Redfern Warehouse by Ian Moore Architects
This former warehouse located in Sydney, Australia, has been turned into an amazing single family home by Ian Moore Architects.
This adaptive reuse of a former warehouse has maintained the exterior almost untouched, with only a few new windows inserted into existing openings. This soft touch has been extended to the interior, where original brick walls have been exposed and the large timber roof trusses highlighted as the starting point for the conversion to a family home.
The brief called for a 4 bedroom home, with self contained guest accommodation, a home office, to be used as an equine genetics laboratory and a large garage space to store a collection of classic sports cars.
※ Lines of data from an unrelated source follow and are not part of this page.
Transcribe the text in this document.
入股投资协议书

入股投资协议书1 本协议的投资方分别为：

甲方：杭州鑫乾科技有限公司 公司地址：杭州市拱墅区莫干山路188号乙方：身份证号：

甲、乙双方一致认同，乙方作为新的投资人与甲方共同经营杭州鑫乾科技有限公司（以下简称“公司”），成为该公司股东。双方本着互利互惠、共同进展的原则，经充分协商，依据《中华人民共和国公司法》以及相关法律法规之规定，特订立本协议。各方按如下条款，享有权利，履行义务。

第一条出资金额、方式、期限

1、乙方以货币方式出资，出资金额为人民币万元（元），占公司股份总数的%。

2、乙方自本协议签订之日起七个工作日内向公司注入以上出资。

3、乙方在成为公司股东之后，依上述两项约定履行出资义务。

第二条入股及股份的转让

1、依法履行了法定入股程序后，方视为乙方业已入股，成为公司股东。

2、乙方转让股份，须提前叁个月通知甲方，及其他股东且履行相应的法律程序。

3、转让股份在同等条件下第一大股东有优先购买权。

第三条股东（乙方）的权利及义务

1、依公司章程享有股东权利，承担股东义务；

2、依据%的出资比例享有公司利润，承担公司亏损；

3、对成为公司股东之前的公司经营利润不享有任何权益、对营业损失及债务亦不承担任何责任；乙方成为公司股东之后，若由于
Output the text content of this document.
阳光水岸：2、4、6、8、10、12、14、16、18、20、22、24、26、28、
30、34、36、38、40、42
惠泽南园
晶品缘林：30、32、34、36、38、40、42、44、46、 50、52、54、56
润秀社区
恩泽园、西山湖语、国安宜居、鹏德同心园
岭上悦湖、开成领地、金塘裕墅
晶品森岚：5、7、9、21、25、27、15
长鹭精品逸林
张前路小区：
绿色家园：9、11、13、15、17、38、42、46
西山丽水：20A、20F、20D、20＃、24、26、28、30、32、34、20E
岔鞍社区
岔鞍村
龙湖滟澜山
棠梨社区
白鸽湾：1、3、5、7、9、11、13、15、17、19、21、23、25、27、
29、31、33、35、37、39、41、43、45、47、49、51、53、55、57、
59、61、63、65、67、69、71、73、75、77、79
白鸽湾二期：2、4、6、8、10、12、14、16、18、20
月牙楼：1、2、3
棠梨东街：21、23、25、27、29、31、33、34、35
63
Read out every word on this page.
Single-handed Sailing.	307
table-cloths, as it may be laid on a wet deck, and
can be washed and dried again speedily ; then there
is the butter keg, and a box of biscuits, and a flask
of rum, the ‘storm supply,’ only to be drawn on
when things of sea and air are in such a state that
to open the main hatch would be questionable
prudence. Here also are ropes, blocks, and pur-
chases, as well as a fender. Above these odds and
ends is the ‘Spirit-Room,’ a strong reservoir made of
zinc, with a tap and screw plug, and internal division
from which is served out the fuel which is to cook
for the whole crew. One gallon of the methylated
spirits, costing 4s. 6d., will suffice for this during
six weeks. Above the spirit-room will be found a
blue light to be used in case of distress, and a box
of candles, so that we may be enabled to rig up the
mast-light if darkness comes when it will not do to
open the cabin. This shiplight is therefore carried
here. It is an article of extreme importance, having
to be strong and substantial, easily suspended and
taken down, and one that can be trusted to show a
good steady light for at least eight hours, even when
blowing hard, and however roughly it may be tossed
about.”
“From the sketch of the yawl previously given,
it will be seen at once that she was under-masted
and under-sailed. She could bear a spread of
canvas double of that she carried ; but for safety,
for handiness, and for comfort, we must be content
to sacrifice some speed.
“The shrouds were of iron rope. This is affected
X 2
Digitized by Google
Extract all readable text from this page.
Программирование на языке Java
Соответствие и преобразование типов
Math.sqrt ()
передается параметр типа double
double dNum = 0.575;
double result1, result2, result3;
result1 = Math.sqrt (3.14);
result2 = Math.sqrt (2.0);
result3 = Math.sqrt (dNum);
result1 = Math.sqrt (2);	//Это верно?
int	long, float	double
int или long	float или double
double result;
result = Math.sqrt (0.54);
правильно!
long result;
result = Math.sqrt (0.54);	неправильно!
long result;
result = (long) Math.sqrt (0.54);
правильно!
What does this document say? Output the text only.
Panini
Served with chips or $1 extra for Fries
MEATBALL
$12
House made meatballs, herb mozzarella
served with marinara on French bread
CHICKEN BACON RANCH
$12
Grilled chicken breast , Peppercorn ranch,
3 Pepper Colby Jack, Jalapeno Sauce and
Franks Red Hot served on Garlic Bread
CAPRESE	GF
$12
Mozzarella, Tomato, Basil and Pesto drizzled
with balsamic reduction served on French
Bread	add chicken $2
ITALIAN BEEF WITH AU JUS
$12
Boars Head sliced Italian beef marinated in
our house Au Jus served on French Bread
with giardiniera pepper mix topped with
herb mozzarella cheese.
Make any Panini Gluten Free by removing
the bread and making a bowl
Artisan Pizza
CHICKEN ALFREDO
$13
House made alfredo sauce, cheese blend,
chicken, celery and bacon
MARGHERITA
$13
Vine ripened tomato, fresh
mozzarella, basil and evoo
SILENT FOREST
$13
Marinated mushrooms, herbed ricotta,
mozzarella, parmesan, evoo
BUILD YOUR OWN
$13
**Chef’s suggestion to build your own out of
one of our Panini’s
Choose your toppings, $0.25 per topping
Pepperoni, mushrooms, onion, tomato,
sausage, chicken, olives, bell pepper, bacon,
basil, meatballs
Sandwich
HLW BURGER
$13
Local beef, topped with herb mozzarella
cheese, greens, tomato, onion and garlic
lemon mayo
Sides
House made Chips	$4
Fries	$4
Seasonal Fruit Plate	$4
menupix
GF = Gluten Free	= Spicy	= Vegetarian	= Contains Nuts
There was a strong emphasis on maintaining an industrial feel to the conversion and the owners asked that there be no timber, marble or black finishes used in the renovation.
The upper level is divided on strict alignment with the existing trusses with the bottom chord of the trusses used as a horizontal datum, with all solid walls stopping at this level and clear glazing installed above to enclose the cellular spaces, while allowing visual continuity of the trusses and ceiling throughout the space. A very large, hot/cold and noisy space has been transformed into a comfortable family home by locating all household spaces on the upper level, effectively a single storey house, while ancillary spaces are on the lower level. Large outdoor recreation spaces flow off the main living area, allowing natural light and ventilation, as well as views to the sky and new landscaping, where even the family dog gets real grass on the terrace. Material and furniture choices provide comfort, low maintenance and colour to enliven the space. New work is complementary but clearly distinguished from original fabric through a rigorous application of the concept of retention, recycling and reinforcing the original form and spatial qualities of the warehouse, while inserting a series of refined and elegant new elements to contrast with and compliment the original, with no sentimental or nostalgic reinvention of a warehouse aesthetic.